How to Select a Clinic
Of course, the reputation and skill of the physician you'll be seeing is important to consider. However, there are several other equally important factors to consider as you make your decision.
During the course of your fertility testing and treatment, you may need access to several different types of tests or equipment. You will want to be sure that the fertility center you choose can easily accommodate these needs with a minimal hassle for you.
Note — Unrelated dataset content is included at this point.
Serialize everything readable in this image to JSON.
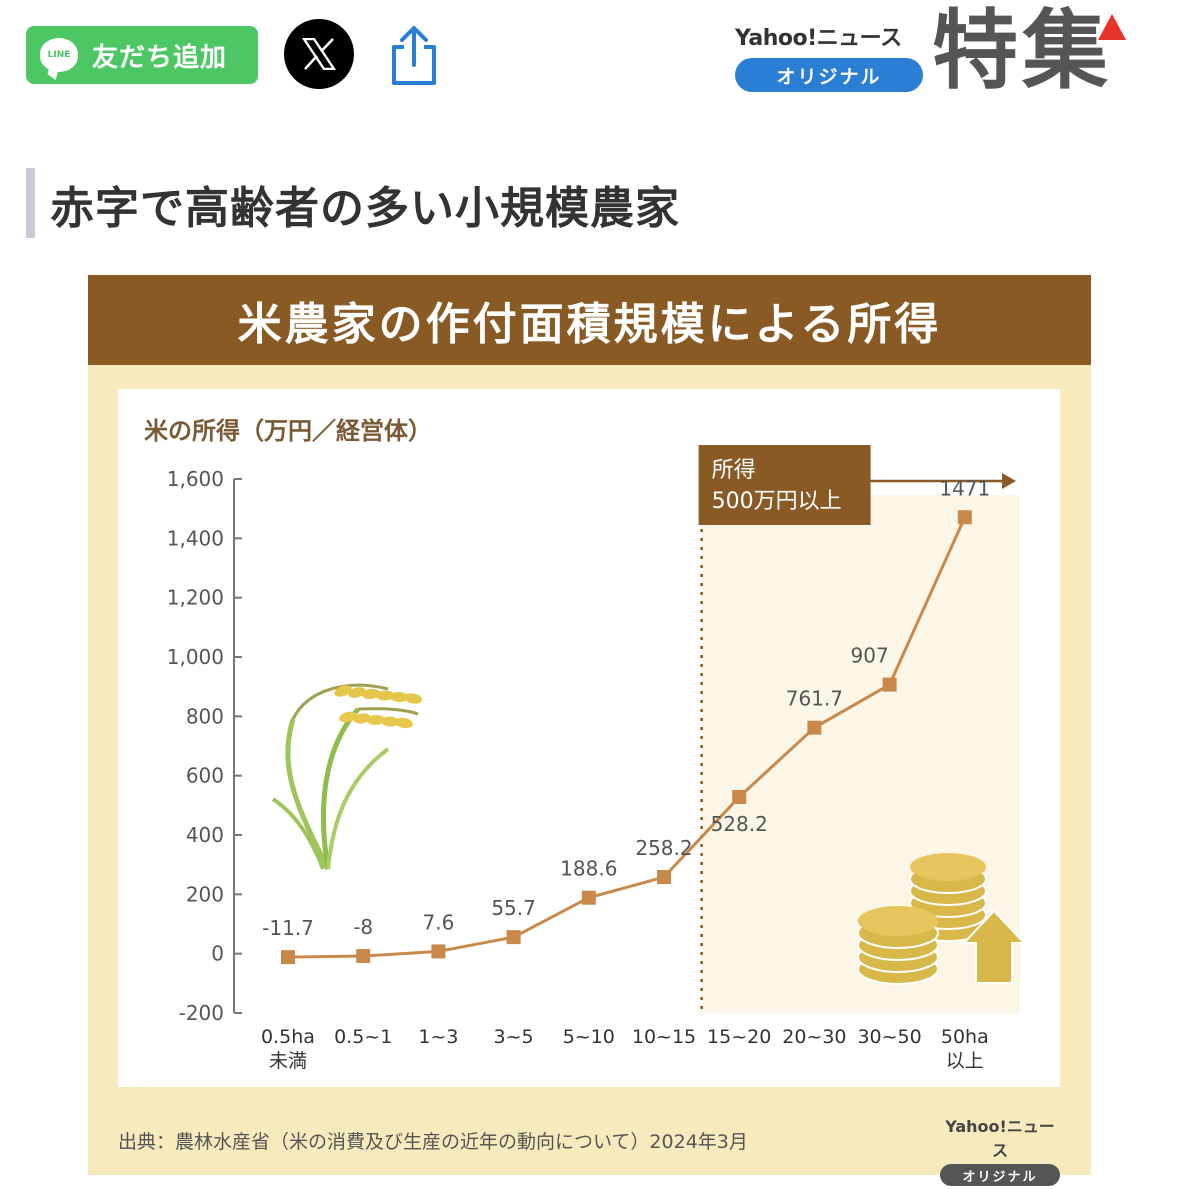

Do they have an in-house laboratory? You will have many tests that involve drawing blood or doing other types of lab work. Can all of these tests be performed on site? Will you or your partner have to go elsewhere for any of the tests or blood draws? What about semen analysis and urinalysis?
Ultrasound testing may also be a big part of what you need during your treatments. This type of testing is often used to monitor your ovaries and/or uterine lining during any given cycle. Does the fertility center have ultrasound equipment? Are the technicians using it certified to do the job they are doing? If they have weekend hours, is there a separate location for weekends?
You will also want to know what hospitals or surgical centers they are affiliated with for treatment and testing. Again, your insurance may play a part in all of this and dictate where you can receive treatment. Try to find a clinic that offers multiple hospital affiliations, if possible. You will also want to know what surgical procedures and tests they can perform in their clinic. For example, can they do in vitro fertilization in the clinic or is it done at another center?
Once you've gotten a recommendation and reviewed the statistics, it's time to make an appointment. Pay attention to the process. Is the receptionist helpful? Pleasant? Is it easy to make an appointment? These are all important factors to consider as it is likely you will be in the office many times.
Because the physicians are probably very busy, the nursing staff will be your main contact while you are undergoing a cycle. In most cases, they are incredible patient advocates and will work hard to make sure that your care goes smoothly. You must be able to trust them and have a good relationship with them. If you can't, you might want to consider finding a different clinic.
Is it easy to call and get a hold of someone to ask questions? Do they seem knowledgeable and easy to work with? Do they return your phone calls? Chances are you'll have plenty of medication and protocol questions as time goes by, and it is absolutely imperative that the staff be available or return your messages in a reasonable manner.
Is there someone to help you with insurance issues? Infertility coverage and financing is particularly nightmarish, and having someone help you sort through the details and straighten everything out is ideal.
He might be an incredibly talented physician, but if he is not a good personality match, the relationship may be a disaster waiting to happen. You will be working closely with him over the coming months, and maybe even years, so it important that you and the physician have a good working relationship. Is the doctor sensitive to your concerns? Does he listen to your questions and answer them appropriately? Does he take the time to explain the process, and is he available for questions in between appointments? Trust is an absolute must in this business. If you can't trust your doctor, you should be seeing someone else.
Is the practice close to where you live or at least easy to get to? How is the parking? Once you start an IVF cycle, you will be in for monitoring every morning for close to two weeks. If you have a two-or three-hour commute to the office, think about how you'll feel making that drive on a daily basis. Are their monitoring hours convenient? Chances are that you'll still be going to work while cycling, so are you able to get from the clinic to your office in a timely fashion after your monitoring appointments? Is there a three-hour wait for monitoring each morning? Again, it may not be a big deal the first time it happens, but think about how you'll feel ten days in.